The last time Liam visits, he pulls up at eleven in the morning to find his great-uncle on the porch, where he sits in all seasons except the brutal prairie winter, with a pair of bifocals on the tip of his nose, a book in his lap, and a bottle of rye beside him like a trusted dog.

“You’re still here,” Liam says as he walks up to the house.

Everett glances around with eyes as cloudy as milk, as though confirming the fact for himself. “Seems like it.”

“I thought you hated this place,” Liam says, removing his baseball cap and joining Everett on the bench.

“Oh, I do,” says Everett, who still smells of linseed oil and sharpened chisels. “Except I’m too old to go anywhere else.”

“Well, I always liked it here. It was a good place for me to come as a kid.”

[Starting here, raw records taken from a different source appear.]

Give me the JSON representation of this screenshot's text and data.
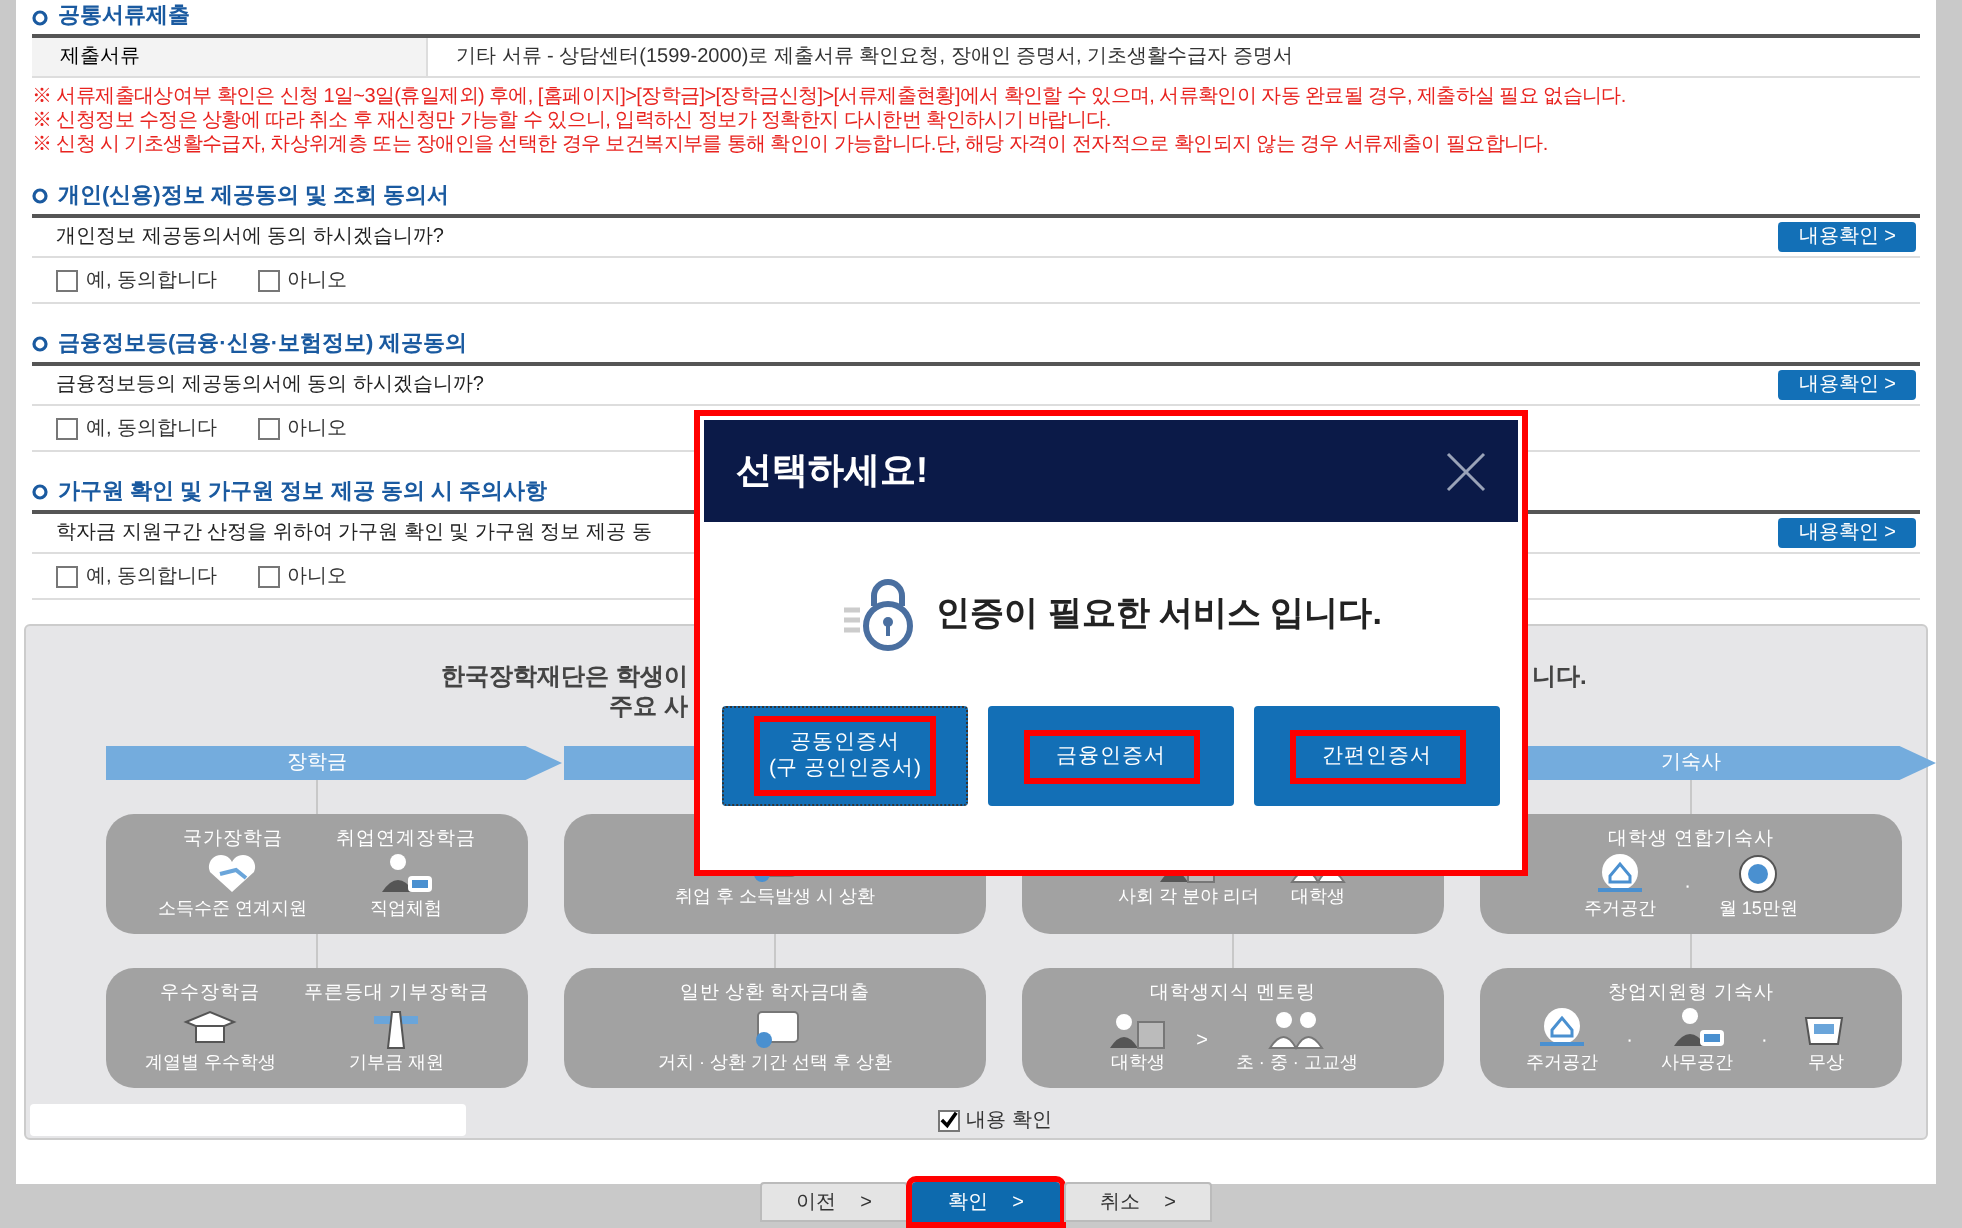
{
  "documents": {
    "title": "공통서류제출",
    "label": "제출서류",
    "value": "기타 서류 - 상담센터(1599-2000)로 제출서류 확인요청, 장애인 증명서, 기초생활수급자 증명서",
    "notes": [
      "※ 서류제출대상여부 확인은 신청 1일~3일(휴일제외) 후에, [홈페이지]>[장학금]>[장학금신청]>[서류제출현황]에서 확인할 수 있으며, 서류확인이 자동 완료될 경우, 제출하실 필요 없습니다.",
      "※ 신청정보 수정은 상황에 따라 취소 후 재신청만 가능할 수 있으니, 입력하신 정보가 정확한지 다시한번 확인하시기 바랍니다.",
      "※ 신청 시 기초생활수급자, 차상위계층 또는 장애인을 선택한 경우 보건복지부를 통해 확인이 가능합니다.단, 해당 자격이 전자적으로 확인되지 않는 경우 서류제출이 필요합니다."
    ]
  },
  "consents": [
    {
      "title": "개인(신용)정보 제공동의 및 조회 동의서",
      "question": "개인정보 제공동의서에 동의 하시겠습니까?",
      "button": "내용확인",
      "button_arrow": ">",
      "options": [
        {
          "label": "예, 동의합니다",
          "checked": false
        },
        {
          "label": "아니오",
          "checked": false
        }
      ]
    },
    {
      "title": "금융정보등(금융·신용·보험정보) 제공동의",
      "question": "금융정보등의 제공동의서에 동의 하시겠습니까?",
      "button": "내용확인",
      "button_arrow": ">",
      "options": [
        {
          "label": "예, 동의합니다",
          "checked": false
        },
        {
          "label": "아니오",
          "checked": false
        }
      ]
    },
    {
      "title": "가구원 확인 및 가구원 정보 제공 동의 시 주의사항",
      "question": "학자금 지원구간 산정을 위하여 가구원 확인 및 가구원 정보 제공 동",
      "button": "내용확인",
      "button_arrow": ">",
      "options": [
        {
          "label": "예, 동의합니다",
          "checked": false
        },
        {
          "label": "아니오",
          "checked": false
        }
      ]
    }
  ],
  "infographic": {
    "headline_left": "한국장학재단은 학생이",
    "headline_right": "니다.",
    "subline_left": "주요 사",
    "columns": [
      {
        "header": "장학금",
        "cards": [
          {
            "items": [
              {
                "title": "국가장학금",
                "label": "소득수준 연계지원"
              },
              {
                "title": "취업연계장학금",
                "label": "직업체험"
              }
            ]
          },
          {
            "items": [
              {
                "title": "우수장학금",
                "label": "계열별 우수학생"
              },
              {
                "title": "푸른등대 기부장학금",
                "label": "기부금 재원"
              }
            ]
          }
        ]
      },
      {
        "cards": [
          {
            "items": [
              {
                "label": "취업 후 소득발생 시 상환"
              }
            ]
          },
          {
            "title": "일반 상환 학자금대출",
            "items": [
              {
                "label": "거치 · 상환 기간 선택 후 상환"
              }
            ]
          }
        ]
      },
      {
        "cards": [
          {
            "items": [
              {
                "label": "사회 각 분야 리더"
              },
              {
                "label": "대학생"
              }
            ]
          },
          {
            "title": "대학생지식 멘토링",
            "separator": ">",
            "items": [
              {
                "label": "대학생"
              },
              {
                "label": "초 · 중 · 고교생"
              }
            ]
          }
        ]
      },
      {
        "header": "기숙사",
        "cards": [
          {
            "title": "대학생 연합기숙사",
            "separator": "·",
            "items": [
              {
                "label": "주거공간"
              },
              {
                "label": "월 15만원"
              }
            ]
          },
          {
            "title": "창업지원형 기숙사",
            "separator": "·",
            "items": [
              {
                "label": "주거공간"
              },
              {
                "label": "사무공간"
              },
              {
                "label": "무상"
              }
            ]
          }
        ]
      }
    ]
  },
  "confirm": {
    "label": "내용 확인",
    "checked": true
  },
  "buttons": [
    {
      "label": "이전",
      "arrow": ">",
      "primary": false,
      "highlighted": false
    },
    {
      "label": "확인",
      "arrow": ">",
      "primary": true,
      "highlighted": true
    },
    {
      "label": "취소",
      "arrow": ">",
      "primary": false,
      "highlighted": false
    }
  ],
  "modal": {
    "title": "선택하세요!",
    "message": "인증이 필요한 서비스 입니다.",
    "highlighted": true,
    "options": [
      {
        "label": "공동인증서\n(구 공인인증서)",
        "highlighted": true,
        "focused": true
      },
      {
        "label": "금융인증서",
        "highlighted": true,
        "focused": false
      },
      {
        "label": "간편인증서",
        "highlighted": true,
        "focused": false
      }
    ]
  }
}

“I plan on leaving it to your mother,” Everett says, and Liam has to stifle a cough. After witnessing what Temple’s death had done to Everett, Liam doesn’t have the heart to tell him about Willow. “So I guess it will come to you, eventually. Can’t say the land is worth much, though. Don’t tell Temple, but this ground was never good for growing anything in the first place. You want a drink?”